Let $d$ be an arbitrary real number and $M_d=\left\{ \begin{pmatrix} a& db\\ b& a \end{pmatrix}\in\mathcal{M}_2(\mathbb{R}), \text{where } a^2-db^2\neq 0\right\}. $
The problem is: show that $(M_d, \cdot)$ is a group("$\cdot$" is here the matrix multiplication), and find the values of $d$ such that $(M_d, \cdot)\cong (\mathbb{C}^*, \cdot)$.
I've managed to show that $(M_d, \cdot)$ is a group, it's just about checking the group axioms. But I can't find the all values of $d$.
I know that it's well-known fact that $(M_{-1}, \cdot)\cong (\mathbb{C}^*, \cdot)$, where the isomorphism function is just $ \begin{pmatrix} a& db\\ b& a \end{pmatrix}\mapsto a+bi $, but I have no idea how I can prove that $d=-1$ is only one solution, or find another solutions.
For any non-zero $d,$ consider the map $\varphi_d$ on $M_d$ defined as $\varphi_d:\begin{pmatrix} a& db\\ b& a \end{pmatrix}\rightarrow a-dbi.$
Then, $\varphi_d$ is clearly surjective.

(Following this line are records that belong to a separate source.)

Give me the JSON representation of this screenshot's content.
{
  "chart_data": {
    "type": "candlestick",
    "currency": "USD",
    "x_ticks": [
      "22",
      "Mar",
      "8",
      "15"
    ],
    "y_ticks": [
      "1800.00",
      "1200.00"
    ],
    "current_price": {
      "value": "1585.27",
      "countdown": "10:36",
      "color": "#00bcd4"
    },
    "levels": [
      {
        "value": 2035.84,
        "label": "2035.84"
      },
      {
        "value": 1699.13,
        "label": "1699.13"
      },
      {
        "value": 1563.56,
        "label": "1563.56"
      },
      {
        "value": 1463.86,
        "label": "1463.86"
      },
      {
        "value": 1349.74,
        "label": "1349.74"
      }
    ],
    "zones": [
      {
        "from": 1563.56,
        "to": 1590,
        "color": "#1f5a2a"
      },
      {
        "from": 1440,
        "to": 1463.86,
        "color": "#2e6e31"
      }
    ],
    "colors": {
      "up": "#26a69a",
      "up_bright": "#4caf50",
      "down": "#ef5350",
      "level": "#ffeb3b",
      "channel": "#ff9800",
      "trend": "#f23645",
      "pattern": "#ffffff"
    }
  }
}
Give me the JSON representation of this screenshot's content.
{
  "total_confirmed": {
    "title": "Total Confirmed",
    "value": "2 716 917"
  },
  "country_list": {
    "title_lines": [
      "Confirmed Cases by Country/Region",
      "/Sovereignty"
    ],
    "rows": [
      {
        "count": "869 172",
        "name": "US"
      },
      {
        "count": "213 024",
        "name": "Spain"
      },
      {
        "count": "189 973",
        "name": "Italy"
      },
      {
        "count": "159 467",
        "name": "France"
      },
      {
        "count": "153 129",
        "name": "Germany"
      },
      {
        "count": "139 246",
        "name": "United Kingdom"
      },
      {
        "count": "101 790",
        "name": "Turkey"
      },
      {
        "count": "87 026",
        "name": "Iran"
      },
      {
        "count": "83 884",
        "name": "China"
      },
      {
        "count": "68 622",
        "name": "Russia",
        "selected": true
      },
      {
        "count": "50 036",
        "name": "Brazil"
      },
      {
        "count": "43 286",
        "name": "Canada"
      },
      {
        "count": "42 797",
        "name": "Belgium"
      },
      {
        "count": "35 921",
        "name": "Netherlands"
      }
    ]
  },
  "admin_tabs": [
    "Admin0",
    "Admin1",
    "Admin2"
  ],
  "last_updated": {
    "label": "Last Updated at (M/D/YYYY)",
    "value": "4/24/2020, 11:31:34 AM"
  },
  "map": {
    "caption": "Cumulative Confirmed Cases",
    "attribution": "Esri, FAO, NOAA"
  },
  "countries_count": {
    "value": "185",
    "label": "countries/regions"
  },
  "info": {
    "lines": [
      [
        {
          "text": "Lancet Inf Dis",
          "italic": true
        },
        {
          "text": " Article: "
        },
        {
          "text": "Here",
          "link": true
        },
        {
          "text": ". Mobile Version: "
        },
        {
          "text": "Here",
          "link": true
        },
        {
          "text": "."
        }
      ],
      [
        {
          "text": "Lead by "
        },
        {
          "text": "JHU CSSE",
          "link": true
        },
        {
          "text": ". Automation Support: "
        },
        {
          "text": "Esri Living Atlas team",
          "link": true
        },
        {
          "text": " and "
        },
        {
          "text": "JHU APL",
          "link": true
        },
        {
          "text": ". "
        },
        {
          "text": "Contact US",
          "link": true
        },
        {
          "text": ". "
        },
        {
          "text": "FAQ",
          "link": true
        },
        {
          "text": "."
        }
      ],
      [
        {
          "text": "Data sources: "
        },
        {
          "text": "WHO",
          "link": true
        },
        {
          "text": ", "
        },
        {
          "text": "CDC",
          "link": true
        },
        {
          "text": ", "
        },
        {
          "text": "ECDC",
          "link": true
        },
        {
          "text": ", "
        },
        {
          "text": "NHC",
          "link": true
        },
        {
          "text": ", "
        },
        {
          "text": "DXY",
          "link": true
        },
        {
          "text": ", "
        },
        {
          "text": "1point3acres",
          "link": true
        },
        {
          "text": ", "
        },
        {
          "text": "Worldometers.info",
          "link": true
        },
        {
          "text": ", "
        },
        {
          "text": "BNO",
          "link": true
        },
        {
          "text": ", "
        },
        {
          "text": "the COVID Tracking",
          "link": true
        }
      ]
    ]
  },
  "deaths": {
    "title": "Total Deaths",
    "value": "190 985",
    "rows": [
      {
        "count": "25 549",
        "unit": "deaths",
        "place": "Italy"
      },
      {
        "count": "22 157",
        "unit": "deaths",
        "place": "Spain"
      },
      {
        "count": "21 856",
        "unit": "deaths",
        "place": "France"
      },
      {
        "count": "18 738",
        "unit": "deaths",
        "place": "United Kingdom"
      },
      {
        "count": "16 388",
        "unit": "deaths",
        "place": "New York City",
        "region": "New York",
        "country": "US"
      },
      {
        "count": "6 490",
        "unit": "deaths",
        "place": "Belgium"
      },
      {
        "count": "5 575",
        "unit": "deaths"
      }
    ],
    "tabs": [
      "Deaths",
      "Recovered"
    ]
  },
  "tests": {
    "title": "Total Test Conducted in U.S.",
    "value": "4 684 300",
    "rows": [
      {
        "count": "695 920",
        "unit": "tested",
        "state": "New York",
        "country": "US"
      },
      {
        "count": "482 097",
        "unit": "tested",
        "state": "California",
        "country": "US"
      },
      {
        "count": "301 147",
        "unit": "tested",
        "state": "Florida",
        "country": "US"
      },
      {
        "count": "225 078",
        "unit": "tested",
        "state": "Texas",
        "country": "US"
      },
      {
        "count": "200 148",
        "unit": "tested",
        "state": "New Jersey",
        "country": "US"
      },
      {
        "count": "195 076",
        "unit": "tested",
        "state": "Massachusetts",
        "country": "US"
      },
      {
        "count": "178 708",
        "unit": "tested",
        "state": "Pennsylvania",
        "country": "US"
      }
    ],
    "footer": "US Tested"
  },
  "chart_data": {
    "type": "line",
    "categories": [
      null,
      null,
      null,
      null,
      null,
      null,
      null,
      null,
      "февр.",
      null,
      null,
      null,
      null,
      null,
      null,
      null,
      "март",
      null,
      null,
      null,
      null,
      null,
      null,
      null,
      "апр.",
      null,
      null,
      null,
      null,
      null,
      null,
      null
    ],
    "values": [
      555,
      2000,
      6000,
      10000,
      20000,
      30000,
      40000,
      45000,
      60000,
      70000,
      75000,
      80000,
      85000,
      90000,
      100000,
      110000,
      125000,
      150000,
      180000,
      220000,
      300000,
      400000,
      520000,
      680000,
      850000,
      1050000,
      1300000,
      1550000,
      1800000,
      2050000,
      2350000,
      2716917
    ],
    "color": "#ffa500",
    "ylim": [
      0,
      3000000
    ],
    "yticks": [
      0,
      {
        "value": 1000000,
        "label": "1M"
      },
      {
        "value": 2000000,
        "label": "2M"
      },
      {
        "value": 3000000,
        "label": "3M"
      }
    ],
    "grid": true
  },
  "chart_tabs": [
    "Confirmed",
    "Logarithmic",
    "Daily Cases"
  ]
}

Also, for
$$A=\begin{pmatrix} a& db\\ b& a \end{pmatrix},\quad B=\begin{pmatrix} x& dy\\ y& x \end{pmatrix}, $$ we have that $$\varphi_d(AB)=\varphi\left(\begin{pmatrix} ax+dby& day+dbx\\ bx+ay& bdy+ax \end{pmatrix} \right)=ax+bdy-d(ay+bx)i=(a-dbi)(x-dyi)=\varphi_d(A)\varphi_d(B).$$
So, $\varphi_d$ is an endomorphism between groups, and by the first isomorphism theorem, $M_d/\ker(\varphi_d)\cong C^*.$
Now, $\ker(\varphi_d)$ is those set of matrices $A=\begin{pmatrix} a& db\\ b& a \end{pmatrix}$ such that $a-dbi=1.$ Comparing imaginary and real parts, we must have that the kernel has those matrices such that $a=1,b=0,$ that is, the identiy matrix.
Thus, $\ker(\varphi_d)=\{I\}$ and so, $M_d\cong C^*.$
Exercise: What about when $d=0?$ Is there an isomorphism?